Lauren Owen grew up in the suitably Gothic gatehouse of Escrick Park, an 18th-century mansion in Yorkshire, which had been converted to a girls’ boarding school. Her dad worked there, and she spent the holidays exploring the house and grounds and pondering the lives of the people who used to live there. With an MA in Victorian Literature, and the remembered sleepless nights from reading Robert Swindell’s scary Room 13, she set about writing the deliciously macabre The Quick (Vintage, £7.99), in which a shadowy aristocratic secret society, Dickensian urchins and a heroic maiden in peril rampage through the foggy, gaslit streets of Victorian London. Eithne Farry
‘It is so difficult to make a neat job of killing people with whom one is not on friendly terms.’ Such is the view of Louis Mazzini, antihero of Kind Hearts and Coronets (1949). In spite of this impediment, Louis murders his way through six members of the D’Ascoyne family (all played by Alec Guinness) to inherit a dukedom.
Louis is a terrible man, of course. Not only a murderer, he’s also a cad – stringing along childhood sweetheart Sibella whilst courting the virtuous Edith.
He does have a wonderful work ethic, however. He adopts an impressive array of disguises and hobbies in his quest, mastering swimming, archery, photography, and shooting. Louis dreams big. The title he longs for is far off, but he gets out there and makes things happen. At first he works in a shop, pushed around by arrogant customer Ascoyne D’Ascoyne. Louis gets his revenge, though. Striking a blow for ill-used retail workers everywhere, he drowns D’Ascoyne, beginning an ambitious project of mass homicide.
Louis also has wonderful sang-froid. He begins the film waiting to be hanged, but it would take more than this unpleasant situation to shake his composure. When Sibella visits him in jail (having masterminded his conviction for murder), she explains that she couldn’t bear her last sight of him to be the look of hatred he had sent her in the courtroom. ‘In view of the fact that your evidence had put the rope around my neck, you could hardly expect a glance of warm affection,’ Louis replies. I first saw the film during my adolescence, and I always envied Louis’s superb self-control. If only I could treat my own teenage misfortunes with so much ironic detachment.
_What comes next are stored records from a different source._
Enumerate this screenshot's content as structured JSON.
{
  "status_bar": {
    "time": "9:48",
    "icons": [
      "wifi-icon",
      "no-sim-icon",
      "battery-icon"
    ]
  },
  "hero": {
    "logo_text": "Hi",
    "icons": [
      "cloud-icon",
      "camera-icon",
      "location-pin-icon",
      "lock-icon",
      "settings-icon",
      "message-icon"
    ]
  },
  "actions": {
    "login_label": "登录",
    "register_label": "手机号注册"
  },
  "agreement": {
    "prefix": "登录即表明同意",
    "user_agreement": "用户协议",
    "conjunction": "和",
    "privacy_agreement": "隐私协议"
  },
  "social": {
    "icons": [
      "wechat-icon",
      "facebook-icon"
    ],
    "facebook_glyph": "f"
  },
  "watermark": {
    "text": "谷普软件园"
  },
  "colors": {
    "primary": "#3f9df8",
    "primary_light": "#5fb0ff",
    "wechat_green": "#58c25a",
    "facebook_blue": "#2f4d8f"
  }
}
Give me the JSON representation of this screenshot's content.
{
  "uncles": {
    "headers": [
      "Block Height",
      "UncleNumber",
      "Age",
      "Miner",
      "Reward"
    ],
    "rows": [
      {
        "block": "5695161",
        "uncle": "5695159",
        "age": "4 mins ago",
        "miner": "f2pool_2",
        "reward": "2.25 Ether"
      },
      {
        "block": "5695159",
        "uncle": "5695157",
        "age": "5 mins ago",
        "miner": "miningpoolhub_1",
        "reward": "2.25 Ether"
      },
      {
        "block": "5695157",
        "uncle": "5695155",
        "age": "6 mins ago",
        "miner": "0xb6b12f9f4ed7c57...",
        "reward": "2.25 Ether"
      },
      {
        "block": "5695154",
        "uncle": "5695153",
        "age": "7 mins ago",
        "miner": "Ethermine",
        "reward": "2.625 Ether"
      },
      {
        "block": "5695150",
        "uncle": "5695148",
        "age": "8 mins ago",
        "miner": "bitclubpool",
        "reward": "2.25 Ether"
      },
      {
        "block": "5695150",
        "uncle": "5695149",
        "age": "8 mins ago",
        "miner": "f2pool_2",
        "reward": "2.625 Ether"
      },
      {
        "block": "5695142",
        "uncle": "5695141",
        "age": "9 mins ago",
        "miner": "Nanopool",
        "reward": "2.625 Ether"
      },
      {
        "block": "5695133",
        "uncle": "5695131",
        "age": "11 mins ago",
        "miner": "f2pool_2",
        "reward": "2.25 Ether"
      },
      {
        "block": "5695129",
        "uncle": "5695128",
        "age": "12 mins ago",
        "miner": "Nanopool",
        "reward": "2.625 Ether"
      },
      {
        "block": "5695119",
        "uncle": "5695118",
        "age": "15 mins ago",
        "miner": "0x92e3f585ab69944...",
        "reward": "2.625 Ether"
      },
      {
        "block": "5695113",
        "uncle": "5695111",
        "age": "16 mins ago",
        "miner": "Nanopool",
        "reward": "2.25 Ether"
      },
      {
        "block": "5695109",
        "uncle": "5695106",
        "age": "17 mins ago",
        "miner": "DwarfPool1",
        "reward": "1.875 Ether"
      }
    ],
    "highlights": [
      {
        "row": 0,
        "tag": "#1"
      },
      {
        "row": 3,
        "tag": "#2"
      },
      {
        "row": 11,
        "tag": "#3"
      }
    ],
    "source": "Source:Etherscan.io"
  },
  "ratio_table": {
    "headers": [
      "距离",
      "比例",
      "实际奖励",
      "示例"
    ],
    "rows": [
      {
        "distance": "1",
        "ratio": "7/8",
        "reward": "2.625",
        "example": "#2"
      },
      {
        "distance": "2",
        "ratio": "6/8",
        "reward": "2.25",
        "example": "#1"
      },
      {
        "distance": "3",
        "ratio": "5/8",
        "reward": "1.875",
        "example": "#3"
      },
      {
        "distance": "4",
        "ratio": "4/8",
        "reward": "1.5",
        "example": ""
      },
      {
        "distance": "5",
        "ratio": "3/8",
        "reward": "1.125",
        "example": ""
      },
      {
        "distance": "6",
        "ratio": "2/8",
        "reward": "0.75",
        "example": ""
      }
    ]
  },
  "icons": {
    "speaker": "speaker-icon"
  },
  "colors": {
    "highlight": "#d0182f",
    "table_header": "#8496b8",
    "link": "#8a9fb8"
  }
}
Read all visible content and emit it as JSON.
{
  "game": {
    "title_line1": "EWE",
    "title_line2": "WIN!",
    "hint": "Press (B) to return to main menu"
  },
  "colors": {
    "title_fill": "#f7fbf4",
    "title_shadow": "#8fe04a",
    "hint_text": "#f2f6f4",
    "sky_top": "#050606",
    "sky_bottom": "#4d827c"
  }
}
The final lesson I took away from Kind Hearts and Coronets was the risky seductiveness of putting pen to paper. Louis gets a last-minute reprieve from the gallows, only to leave his written confession behind him in his jail cell. We’ve had Louis’s cool, ironic narrative voice with us all the way through the film – making asides, hinting at what’s to come, more or less running the show. Now this source of Louis’s control will be his undoing. It’s a good lesson for everyone – particularly authors. Use your words very carefully.